Over a passage of time, this series of photos by Nina Berman depicts Iraq veteran Ty Ziegel and his girlfriend. Berman captures the couple before Ziegel went to war, Ziegel as a handsome soldier serving overseas, Ziegel disfigured by a horrible accident on the battlefield, Ziegel and Kline on their wedding day, and Ziegel alone, after the couple separated and eventually divorced three months after their marriage. It's not my intention to sensationalize those events in a young man's life, only to point out the power of photography to place his story before us. We know war is hell, but we're seldom confronted with its consequences.

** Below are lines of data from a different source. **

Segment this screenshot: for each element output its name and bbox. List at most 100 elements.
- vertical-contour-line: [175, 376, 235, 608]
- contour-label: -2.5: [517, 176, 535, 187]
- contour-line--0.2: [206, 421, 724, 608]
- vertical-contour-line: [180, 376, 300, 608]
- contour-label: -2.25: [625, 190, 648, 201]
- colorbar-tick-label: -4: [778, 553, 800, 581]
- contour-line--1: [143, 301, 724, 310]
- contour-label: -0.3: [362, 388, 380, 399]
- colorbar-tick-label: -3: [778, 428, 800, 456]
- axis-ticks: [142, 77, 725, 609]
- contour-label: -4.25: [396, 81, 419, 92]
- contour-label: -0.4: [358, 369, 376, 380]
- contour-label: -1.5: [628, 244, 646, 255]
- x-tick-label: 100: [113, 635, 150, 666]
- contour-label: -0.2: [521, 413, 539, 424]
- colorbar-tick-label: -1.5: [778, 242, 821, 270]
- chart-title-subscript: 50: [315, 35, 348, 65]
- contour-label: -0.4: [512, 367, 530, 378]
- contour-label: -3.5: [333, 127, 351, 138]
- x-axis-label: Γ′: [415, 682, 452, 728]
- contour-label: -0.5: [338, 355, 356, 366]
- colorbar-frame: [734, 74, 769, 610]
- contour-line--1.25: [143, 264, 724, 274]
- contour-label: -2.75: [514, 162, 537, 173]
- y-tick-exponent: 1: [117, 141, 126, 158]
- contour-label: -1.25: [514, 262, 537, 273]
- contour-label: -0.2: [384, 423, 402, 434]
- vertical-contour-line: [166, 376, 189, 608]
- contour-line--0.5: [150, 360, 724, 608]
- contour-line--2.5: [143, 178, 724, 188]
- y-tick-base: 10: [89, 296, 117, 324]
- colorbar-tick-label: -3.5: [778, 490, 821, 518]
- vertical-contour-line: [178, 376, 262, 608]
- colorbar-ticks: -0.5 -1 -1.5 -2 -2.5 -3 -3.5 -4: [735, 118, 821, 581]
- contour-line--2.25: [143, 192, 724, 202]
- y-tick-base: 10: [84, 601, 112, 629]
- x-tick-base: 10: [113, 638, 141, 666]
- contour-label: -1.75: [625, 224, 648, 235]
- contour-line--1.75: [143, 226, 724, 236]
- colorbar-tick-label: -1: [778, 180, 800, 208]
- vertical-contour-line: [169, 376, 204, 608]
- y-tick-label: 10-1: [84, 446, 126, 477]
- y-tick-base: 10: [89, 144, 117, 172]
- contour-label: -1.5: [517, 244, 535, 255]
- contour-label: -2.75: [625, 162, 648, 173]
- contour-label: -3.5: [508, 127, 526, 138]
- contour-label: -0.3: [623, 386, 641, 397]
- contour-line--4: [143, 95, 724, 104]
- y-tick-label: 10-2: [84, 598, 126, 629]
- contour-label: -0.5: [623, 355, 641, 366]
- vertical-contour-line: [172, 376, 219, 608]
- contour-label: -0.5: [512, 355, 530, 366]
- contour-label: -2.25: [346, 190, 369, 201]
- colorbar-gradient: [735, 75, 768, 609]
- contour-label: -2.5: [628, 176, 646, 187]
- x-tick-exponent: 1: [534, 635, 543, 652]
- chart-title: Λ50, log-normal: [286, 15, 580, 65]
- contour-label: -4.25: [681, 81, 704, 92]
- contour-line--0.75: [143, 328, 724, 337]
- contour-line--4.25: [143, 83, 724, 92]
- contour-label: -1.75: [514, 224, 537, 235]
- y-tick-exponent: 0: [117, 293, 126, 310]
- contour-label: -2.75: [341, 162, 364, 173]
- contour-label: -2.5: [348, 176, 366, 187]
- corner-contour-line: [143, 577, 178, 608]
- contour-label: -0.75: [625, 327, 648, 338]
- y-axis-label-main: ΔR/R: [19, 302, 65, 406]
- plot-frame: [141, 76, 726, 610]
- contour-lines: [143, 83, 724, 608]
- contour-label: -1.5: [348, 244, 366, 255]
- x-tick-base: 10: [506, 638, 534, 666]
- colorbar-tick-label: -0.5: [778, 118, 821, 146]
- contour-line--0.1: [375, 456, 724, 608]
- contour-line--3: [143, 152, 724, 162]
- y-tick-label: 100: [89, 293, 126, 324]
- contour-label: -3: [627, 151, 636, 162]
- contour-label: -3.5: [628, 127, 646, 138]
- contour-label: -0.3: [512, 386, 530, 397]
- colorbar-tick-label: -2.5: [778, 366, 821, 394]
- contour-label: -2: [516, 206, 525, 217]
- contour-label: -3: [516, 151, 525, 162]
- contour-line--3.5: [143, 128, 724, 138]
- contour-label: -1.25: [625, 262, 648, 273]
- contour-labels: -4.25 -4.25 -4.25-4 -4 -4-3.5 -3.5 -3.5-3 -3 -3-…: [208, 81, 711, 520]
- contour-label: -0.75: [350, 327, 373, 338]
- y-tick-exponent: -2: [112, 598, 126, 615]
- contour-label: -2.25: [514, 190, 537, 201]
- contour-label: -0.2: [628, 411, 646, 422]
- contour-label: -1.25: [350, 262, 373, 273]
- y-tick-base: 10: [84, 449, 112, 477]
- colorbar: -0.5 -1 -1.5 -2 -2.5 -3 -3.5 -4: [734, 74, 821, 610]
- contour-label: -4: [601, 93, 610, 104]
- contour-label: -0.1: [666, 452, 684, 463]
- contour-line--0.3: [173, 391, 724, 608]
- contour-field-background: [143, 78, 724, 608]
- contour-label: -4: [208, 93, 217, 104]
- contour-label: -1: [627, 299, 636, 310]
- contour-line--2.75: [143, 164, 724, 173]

I don't think I'm politicizing Ziegel's story if I say, we this series of images serves as a pointed reminder that we should be damn sure we're initiating a war for good reasons before sending our young men and women over there, the length of their lives stretched out before them. I have to note that I feel somewhat trite even writing the preceding, since the point seems obvious. If only we'd adhered to the principle.
The photography blog BagNewsNotes posted an image from this series in early 2007. Reading the comments on that post, it's both poignant and shocking to see how they encapsulate hope and well wishes upon Ziegel's marriage. Yet the full photo series tell a different story. Kudo to Ziegel for allowing the entire story to be told.
Regarding the Pain of Others is, of course, the title of Susan Sontag's book on the impact of photography's depictions of violence and atrocities.